According to the Westmont catalogue, “Courses satisfying this requirement develop
students’ skills in analyzing and understanding the ways of knowing provided by
imaginative literature. Such an approach invites students to see how literature
reveals things we cannot know except by inference or by metaphor. Students in
these courses should recognize how imaginative literature honors the complexity of
human experience. Further, by encouraging the practice of compassion by
imagining the other, the course involves students in ways of knowing that are
inherently ethical.”
Requirements
There are three major requirements for the course. Grade percentages are as follows.
Three Exams
Three Five-page Essays
Class Participation
45%
45%
10%
The exams for the course are essay in nature. For each exam, you will identify various
pieces of dramatic writing, and write essays that display your knowledge of the cultural
and aesthetic issues that relate to it.
There are three separate essays required for the course.

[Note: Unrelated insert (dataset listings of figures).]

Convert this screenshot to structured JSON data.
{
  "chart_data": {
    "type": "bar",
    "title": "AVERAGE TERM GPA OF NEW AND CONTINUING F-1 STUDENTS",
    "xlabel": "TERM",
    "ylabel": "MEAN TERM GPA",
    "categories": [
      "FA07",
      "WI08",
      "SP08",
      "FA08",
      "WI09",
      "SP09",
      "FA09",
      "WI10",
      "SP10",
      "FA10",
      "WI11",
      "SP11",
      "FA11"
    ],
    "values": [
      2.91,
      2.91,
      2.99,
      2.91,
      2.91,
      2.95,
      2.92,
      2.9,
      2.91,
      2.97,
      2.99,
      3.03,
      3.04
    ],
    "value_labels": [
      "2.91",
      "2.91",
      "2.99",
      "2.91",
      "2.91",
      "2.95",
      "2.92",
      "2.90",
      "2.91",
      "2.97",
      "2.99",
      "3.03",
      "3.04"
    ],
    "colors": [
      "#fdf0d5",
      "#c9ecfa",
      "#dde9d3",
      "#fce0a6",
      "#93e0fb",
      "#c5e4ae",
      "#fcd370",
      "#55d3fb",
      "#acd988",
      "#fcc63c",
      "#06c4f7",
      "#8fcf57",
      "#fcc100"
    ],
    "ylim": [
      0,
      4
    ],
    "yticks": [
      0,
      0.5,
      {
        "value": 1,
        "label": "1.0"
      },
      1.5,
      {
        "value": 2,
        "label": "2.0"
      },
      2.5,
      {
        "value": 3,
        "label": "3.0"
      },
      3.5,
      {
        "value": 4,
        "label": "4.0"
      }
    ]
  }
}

The first essay focuses on
Shakespeare’s language, and asks you to paraphrase, using parallel imagery, a speech of
at least 20 lines from Hamlet. After you have paraphrased the speech, you will write an
essay that explores the patterns of imagery of the selected speech as they relate to the
larger patterns of meaning in the play. For the second essay, you will discuss and
describe the ways that one play from the second part of the course illustrates tendencies
and characteristics of the modern movement. For the third essay, you will contrast and
compare the realistic tradition of writing as exemplified by The Crucible and Fences with
the expressionistic tradition of writing presented in The Hairy Ape and The Glass
Menagerie.
Notes and Policies
Students with disabilities are encouraged to discuss requests for reasonable
accommodations with me at the beginning of the semester. In order for accommodations
to be provided, your disability must be verified by Michelle Hardley, director of first year
programs, ext: 6159. Her office is located on the top floor of the Voskuyl library.
Essays are due on the dates indicated. There will be no exceptions to this policy.
Attendance Policy: Students are allowed a total of three (3) unexcused absences
for the semester. 4 unexcused absences will result in failure of the “Class Participation”
portion of your grade. 5 unexcused absences will result in failure in the course.